Abscess: n. a swollen area within body tissue, containing an accumulation of pus.

I was trying to figure out an acceptable–dare I say pleasant?–way to present the concept of pus. Absent any constructive idea, I was reminded of a time when I was infected with the nasty goo.

I was twenty-two years old, traveling around the country without very much money and no health insurance. One day my face started to swell up. It is a frightening thing when you are fairly homely, to realize that it is possible to become even more unattractive. At first I didn’t worry about it, which was stupid, but then on top of the swelling came great pain, light-headedness, a sensation that I had been beaten up and humiliated by a gang of aggressive nuns, and a little nausea.

I was sick.

I went to a doctor who was gracious enough to offer free service.

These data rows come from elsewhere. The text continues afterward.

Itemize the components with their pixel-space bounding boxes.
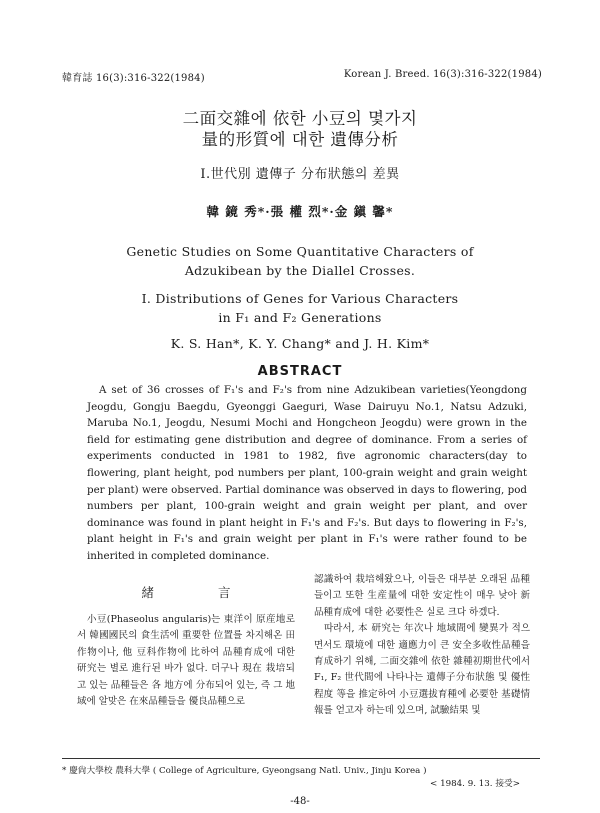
authors-korean: 韓 鏡 秀*·張 權 烈*·金 鎭 馨* (206, 204, 394, 219)
title-korean-line2: 量的形質에 대한 遺傳分析 (201, 130, 399, 149)
journal-header-english: Korean J. Breed. 16(3):316-322(1984) (343, 69, 542, 80)
abstract-body: A set of 36 crosses of F₁'s and F₂'s from nine Adzukibean varieties(Yeongdong Jeogdu, Gongju Baegdu, Gyeonggi Gaeguri, Wase Dairuyu No.1, Natsu Adzuki, Maruba No.1, Jeogdu, Nesumi Mochi and Hongcheon Jeogdu) were grown in the field for estimating gene distribution and degree of dominance. From a series of experiments conducted in 1981 to 1982, five agronomic characters(day to flowering, plant height, pod numbers per plant, 100-grain weight and grain weight per plant) were observed. Partial dominance was observed in days to flowering, pod numbers per plant, 100-grain weight and grain weight per plant, and over dominance was found in plant height in F₁'s and F₂'s. But days to flowering in F₂'s, plant height in F₁'s and grain weight per plant in F₁'s were rather found to be inherited in completed dominance. (87, 384, 527, 562)
footnote-divider (62, 758, 540, 759)
intro-right-column (314, 572, 530, 720)
footnote-received-date: < 1984. 9. 13. 接受> (430, 779, 520, 789)
page-number: -48- (290, 796, 310, 807)
title-english-line2: Adzukibean by the Diallel Crosses. (184, 263, 416, 278)
intro-paragraph-1 (77, 612, 295, 710)
subtitle-korean: Ⅰ.世代別 遺傳子 分布狀態의 差異 (200, 167, 400, 182)
intro-heading: 緒 言 (141, 585, 261, 600)
authors-english: K. S. Han*, K. Y. Chang* and J. H. Kim* (170, 336, 430, 351)
subtitle-english-line2: in F₁ and F₂ Generations (218, 310, 382, 325)
journal-header-korean: 韓育誌 16(3):316-322(1984) (62, 73, 205, 84)
title-korean-line1: 二面交雜에 依한 小豆의 몇가지 (182, 109, 418, 128)
abstract-heading: ABSTRACT (257, 364, 343, 379)
intro-left-column (77, 583, 295, 710)
footnote (62, 765, 540, 791)
subtitle-english-line1: Ⅰ. Distributions of Genes for Various Characters (141, 291, 459, 306)
intro-right-text-2: 따라서, 本 研究는 年次나 地域間에 變異가 적으면서도 環境에 대한 適應力이 큰 安全多收性品種을 育成하기 위해, 二面交雜에 依한 雜種初期世代에서 F₁, F₂ 世代間에 나타나는 遺傳子分布狀態 및 優性程度 等을 推定하여 小豆選拔育種에 必要한 基礎情報를 얻고자 하는데 있으며, 試驗結果 및 (314, 623, 530, 717)
title-english (0, 242, 600, 280)
intro-right-text-1: 認識하여 栽培해왔으나, 이들은 대부분 오래된 品種들이고 또한 生産量에 대한 安定性이 매우 낮아 新 品種育成에 대한 必要性은 실로 크다 하겠다. (314, 574, 530, 618)
intro-left-text: 小豆(Phaseolus angularis)는 東洋이 原産地로서 韓國國民의 食生活에 重要한 位置를 차지해온 田作物이나, 他 豆科作物에 比하여 品種育成에 대한 研究는 별로 進行된 바가 없다. 더구나 現在 栽培되고 있는 品種들은 各 地方에 分布되어 있는, 즉 그 地域에 알맞은 在來品種들을 優良品種으로 (77, 614, 295, 708)
title-english-line1: Genetic Studies on Some Quantitative Characters of (126, 244, 474, 259)
title-korean (0, 108, 600, 150)
subtitle-english (0, 289, 600, 327)
footnote-affiliation: * 慶尙大學校 農科大學 ( College of Agriculture, Gyeongsang Natl. Univ., Jinju Korea ) (62, 766, 427, 776)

It was good that it was free, because he thought I had a “cold in my jaw” and suggested antihistamines. I am sure that the medication did kill all my histamines, but they did not seem to be the source of the great swelling.

Finally, near the point of passing out from my affliction, my friends drove me to a dentist in Jacksonville, Florida, who looked inside my mouth, and with a bit of horror etched across his face, announced, “You have a severely abscessed tooth.”

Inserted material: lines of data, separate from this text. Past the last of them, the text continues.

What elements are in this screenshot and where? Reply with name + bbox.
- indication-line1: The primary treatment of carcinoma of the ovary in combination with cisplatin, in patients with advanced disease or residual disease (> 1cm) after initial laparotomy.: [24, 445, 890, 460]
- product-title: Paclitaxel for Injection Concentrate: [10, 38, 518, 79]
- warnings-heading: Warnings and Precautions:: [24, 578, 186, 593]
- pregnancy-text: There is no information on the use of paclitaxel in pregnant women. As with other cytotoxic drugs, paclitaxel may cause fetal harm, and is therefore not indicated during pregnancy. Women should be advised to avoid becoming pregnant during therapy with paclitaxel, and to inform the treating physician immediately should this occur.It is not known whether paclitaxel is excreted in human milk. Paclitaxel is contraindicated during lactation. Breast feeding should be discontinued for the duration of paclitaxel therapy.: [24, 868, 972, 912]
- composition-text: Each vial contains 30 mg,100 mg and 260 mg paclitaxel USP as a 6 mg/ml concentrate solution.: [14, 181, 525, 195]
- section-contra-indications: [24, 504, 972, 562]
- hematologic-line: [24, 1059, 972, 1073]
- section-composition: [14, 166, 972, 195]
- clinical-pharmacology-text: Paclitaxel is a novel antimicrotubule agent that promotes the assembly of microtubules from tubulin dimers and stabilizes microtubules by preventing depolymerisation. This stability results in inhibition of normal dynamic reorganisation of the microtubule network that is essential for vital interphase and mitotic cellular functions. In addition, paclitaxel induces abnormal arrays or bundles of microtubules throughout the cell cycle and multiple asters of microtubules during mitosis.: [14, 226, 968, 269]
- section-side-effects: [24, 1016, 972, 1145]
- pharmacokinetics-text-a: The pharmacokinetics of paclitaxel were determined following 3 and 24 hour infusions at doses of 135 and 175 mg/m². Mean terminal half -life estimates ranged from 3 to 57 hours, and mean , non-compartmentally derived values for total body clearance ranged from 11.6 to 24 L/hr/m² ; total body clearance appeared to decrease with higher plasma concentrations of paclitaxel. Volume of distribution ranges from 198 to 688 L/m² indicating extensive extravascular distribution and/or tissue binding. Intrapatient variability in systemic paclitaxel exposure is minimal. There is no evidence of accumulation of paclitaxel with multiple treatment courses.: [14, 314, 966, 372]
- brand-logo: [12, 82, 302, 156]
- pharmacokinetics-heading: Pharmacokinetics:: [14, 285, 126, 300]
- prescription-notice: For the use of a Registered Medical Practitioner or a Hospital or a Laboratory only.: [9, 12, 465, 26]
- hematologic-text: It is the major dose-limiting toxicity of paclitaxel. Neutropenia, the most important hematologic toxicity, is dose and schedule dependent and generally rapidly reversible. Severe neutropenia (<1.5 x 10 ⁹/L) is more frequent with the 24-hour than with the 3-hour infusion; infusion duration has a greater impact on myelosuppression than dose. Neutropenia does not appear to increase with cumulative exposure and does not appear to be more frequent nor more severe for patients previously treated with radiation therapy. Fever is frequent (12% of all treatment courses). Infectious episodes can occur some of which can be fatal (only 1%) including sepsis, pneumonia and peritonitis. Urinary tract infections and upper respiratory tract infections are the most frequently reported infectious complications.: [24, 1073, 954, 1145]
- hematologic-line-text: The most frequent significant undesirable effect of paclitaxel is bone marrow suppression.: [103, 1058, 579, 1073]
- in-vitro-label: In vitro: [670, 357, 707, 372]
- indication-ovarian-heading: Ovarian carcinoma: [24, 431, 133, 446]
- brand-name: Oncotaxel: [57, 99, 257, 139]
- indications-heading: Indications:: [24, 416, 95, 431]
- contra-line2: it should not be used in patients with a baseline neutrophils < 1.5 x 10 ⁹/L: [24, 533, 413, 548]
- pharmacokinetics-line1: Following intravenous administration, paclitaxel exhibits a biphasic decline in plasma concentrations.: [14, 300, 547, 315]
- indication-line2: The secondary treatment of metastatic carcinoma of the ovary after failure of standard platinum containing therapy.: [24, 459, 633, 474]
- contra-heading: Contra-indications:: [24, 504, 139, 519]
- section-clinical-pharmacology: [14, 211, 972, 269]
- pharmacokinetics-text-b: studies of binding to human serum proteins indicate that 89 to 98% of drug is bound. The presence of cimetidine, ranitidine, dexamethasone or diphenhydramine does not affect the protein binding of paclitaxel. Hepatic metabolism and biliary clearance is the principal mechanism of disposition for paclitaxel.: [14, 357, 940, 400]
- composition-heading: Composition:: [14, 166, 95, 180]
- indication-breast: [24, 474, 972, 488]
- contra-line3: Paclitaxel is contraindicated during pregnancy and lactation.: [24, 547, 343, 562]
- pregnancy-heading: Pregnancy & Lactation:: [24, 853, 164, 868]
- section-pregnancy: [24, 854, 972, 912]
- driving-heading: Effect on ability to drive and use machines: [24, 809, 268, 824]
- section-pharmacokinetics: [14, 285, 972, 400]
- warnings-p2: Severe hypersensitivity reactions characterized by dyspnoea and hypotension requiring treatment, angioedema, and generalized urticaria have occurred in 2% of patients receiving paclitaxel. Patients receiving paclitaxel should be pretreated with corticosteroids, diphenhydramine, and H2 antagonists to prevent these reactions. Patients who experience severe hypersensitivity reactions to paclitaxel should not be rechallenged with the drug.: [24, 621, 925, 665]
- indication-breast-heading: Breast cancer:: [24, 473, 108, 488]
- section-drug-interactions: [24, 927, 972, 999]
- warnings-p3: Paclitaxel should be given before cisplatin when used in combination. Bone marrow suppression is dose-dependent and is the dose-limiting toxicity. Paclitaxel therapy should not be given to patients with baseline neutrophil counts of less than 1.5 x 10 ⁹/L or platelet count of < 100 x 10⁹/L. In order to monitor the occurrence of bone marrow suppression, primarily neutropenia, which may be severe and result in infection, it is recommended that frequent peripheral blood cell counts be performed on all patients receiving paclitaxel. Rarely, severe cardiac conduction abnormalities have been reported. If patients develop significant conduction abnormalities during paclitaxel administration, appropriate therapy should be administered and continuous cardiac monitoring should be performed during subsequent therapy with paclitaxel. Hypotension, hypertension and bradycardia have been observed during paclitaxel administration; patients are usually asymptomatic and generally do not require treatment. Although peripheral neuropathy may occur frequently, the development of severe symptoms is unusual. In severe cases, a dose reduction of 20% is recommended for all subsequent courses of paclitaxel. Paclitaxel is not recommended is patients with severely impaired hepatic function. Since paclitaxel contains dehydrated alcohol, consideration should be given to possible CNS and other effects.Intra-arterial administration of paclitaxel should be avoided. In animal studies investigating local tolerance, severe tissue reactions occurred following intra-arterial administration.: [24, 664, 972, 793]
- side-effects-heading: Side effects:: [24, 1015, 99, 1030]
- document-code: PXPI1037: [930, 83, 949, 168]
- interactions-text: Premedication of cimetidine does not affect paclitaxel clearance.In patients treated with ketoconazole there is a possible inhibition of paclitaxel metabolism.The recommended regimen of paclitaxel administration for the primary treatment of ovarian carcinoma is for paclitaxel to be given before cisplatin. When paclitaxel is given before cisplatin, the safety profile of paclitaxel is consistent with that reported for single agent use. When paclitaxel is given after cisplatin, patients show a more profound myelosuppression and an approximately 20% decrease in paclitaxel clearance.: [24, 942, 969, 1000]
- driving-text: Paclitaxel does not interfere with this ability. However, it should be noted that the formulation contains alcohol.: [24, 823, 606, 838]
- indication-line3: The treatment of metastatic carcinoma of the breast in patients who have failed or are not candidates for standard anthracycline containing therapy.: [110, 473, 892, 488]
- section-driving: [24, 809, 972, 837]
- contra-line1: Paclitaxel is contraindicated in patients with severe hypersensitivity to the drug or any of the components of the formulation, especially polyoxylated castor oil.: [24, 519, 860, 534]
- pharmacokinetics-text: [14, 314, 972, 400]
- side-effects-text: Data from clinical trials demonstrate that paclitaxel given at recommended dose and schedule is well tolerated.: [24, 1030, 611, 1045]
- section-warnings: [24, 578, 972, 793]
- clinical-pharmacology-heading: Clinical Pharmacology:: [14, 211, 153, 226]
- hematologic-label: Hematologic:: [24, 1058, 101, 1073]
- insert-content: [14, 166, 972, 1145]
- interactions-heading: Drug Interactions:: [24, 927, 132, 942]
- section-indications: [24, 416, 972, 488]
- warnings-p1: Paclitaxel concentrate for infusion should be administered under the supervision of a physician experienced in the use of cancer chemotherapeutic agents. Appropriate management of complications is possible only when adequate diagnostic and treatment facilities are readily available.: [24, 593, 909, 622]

No part of that sounded good. He suggested a treatment of antibiotics for two weeks to reduce the swelling, and then he would pull the troublesome tooth. I laughed through my pain and explained that I would not be in town in two weeks, and that I needed something done today.

He paused. I don’t know what was crossing his mind, but I imagine it had something to do with disposing the body in the Atlantic Ocean if the big, fat boy sitting in his chair died from the treatment given in his office. Actually, I will never know why he did it, but on the spot he chose to give me oral surgery, which included five shots of Novocaine, which did not deaden the anguish. Then he cut inside my mouth and squeezed out all the poison and pus from the swelling.

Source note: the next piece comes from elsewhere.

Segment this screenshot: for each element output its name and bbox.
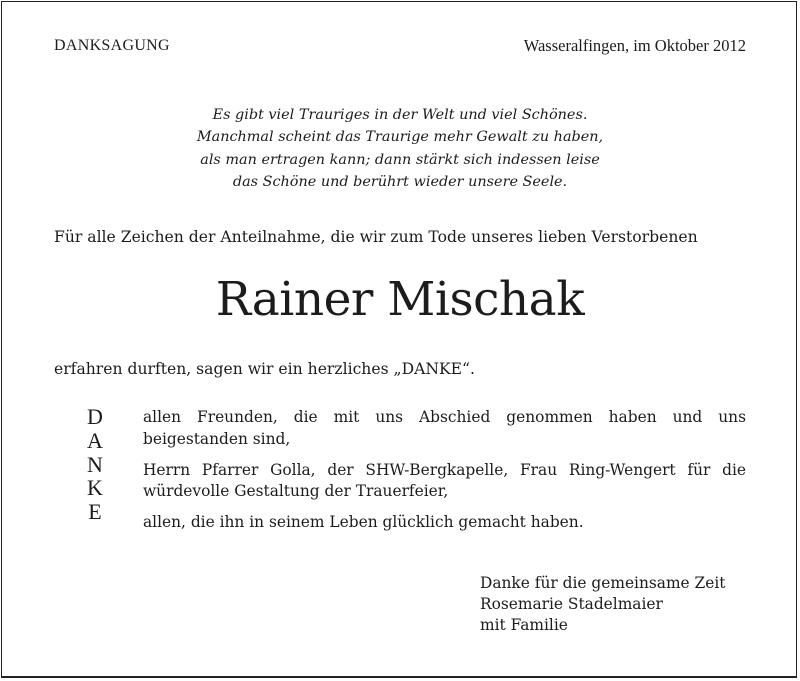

It was gross, sickening, painful, ugly and all the time he was doing it, he was saying little oaths and curses under his breath because he realized that he was in the midst of a great malpractice suit.

He squeezed and he squeezed, and I cringed and I cringed. After about fifteen minutes, he was satisfied that he had drained the well. He sewed me up, handed me some antibiotics and after about a week, I was well again.

Oh, did I mention that in the same sitting, he reached in and yanked out the tooth? I think he was convinced that if I left his office, I would never try to get help again.

That was my experience with an abscess. Sometimes you just have to cut into it and squeeze out the guck.

It is never pleasant, but if you don’t, all the poison ends up winning.